Let's get the bad out of the way up front. The most noticeable distraction in the presentation is that many darker areas appear to have visible noise in them. This has been a problem that has plagued these discs as long as they've been coming out. This creates blacks that aren't completely black. Instead the noise is just noticeable enough that many shadows and black areas sometimes appear as really dark gray. This has just been something I've come to expect from these releases, even though every time a new one comes out I find myself hoping they've corrected the problem.
With that out of the way, most everything else looks tip-top. Fine detail is exquisite throughout. From the varied lace and velvet worn by the family, pressed whites of the servants, all fabric texture appears tangible. Outdoor scenes are marvelous too. There are scenes out in the village, or on the moors, with fog hanging in the air, which are breathtakingly beautiful. The detail in the grass, plants, trees, and flowers is perfectly lifelike.
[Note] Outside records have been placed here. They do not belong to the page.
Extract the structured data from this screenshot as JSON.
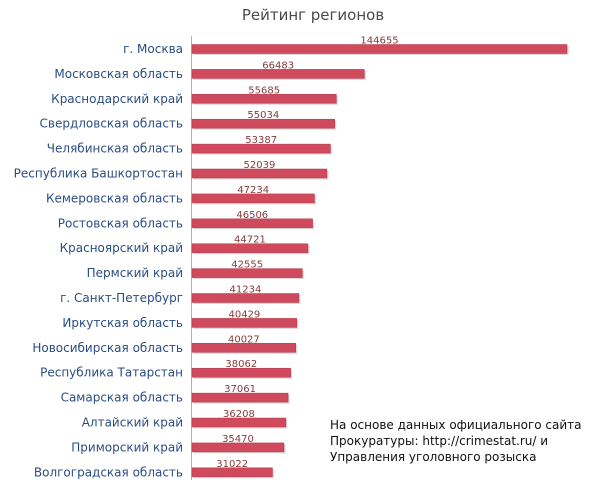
{
  "chart_data": {
    "type": "bar",
    "orientation": "horizontal",
    "title": "Рейтинг регионов",
    "categories": [
      "г. Москва",
      "Московская область",
      "Краснодарский край",
      "Свердловская область",
      "Челябинская область",
      "Республика Башкортостан",
      "Кемеровская область",
      "Ростовская область",
      "Красноярский край",
      "Пермский край",
      "г. Санкт-Петербург",
      "Иркутская область",
      "Новосибирская область",
      "Республика Татарстан",
      "Самарская область",
      "Алтайский край",
      "Приморский край",
      "Волгоградская область"
    ],
    "values": [
      144655,
      66483,
      55685,
      55034,
      53387,
      52039,
      47234,
      46506,
      44721,
      42555,
      41234,
      40429,
      40027,
      38062,
      37061,
      36208,
      35470,
      31022
    ],
    "xlim": [
      0,
      144655
    ],
    "grid": false,
    "legend": "none",
    "colors": {
      "bar": "#cf4a5c",
      "category_text": "#2a4d82",
      "value_text": "#8a3a3a"
    }
  },
  "note": {
    "lines": [
      "На основе данных официального сайта",
      "Прокуратуры: http://crimestat.ru/ и",
      "Управления уголовного розыска"
    ]
  }
}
Colors pop too. Reds, purples, greens are all vividly shown. Even earthier tones are strong and resolute. Besides the black areas not being what they could be, the rest of the presentation is spot-on.
While season five's DTS-HD Master Audio 2.0 track may not be as one-dimensional as season four, it still has its issues. The biggest problem with the 2.0 track is that it doesn't have enough room for all of the important sound. This show is full of sound. The house is constantly busy, and all that sound is packed into two channels.
Once again, sound effects like clanging plates, people walking up and down stairs, and even the booming recognizable soundtrack, overshadow dialogue in many parts. There's just too much going on and not enough room for it all to come out true to life.
When there are little to no sound effects, or ambient sound going on around the characters, dialogue is solid. Once stuff starts moving around, plates start clanging, and footsteps start clomping then all bets are off. There are many times where voices are drowned out by sounds that would be much better served in a surround sound environment. If it's impossible to make 'Downton Abbey' a surround sound capable release, then prioritization of the show's varied sound needs to be looked at much more carefully.
'Downton Abbey's high-budget soap opera tactics have once or twice stimulated me as a viewer. Much of the time is spent watching rich people have various dinners and parties with each other. Many of the characters are so predictable in their actions that it's almost laughable. However, I can't stop myself from watching. There's something comforting about the show. I can't pin it down, but there you have it. The video is fine, except for a few rough patches. Again, the audio leaves much to be desired. Overall, I think season five is for fans only.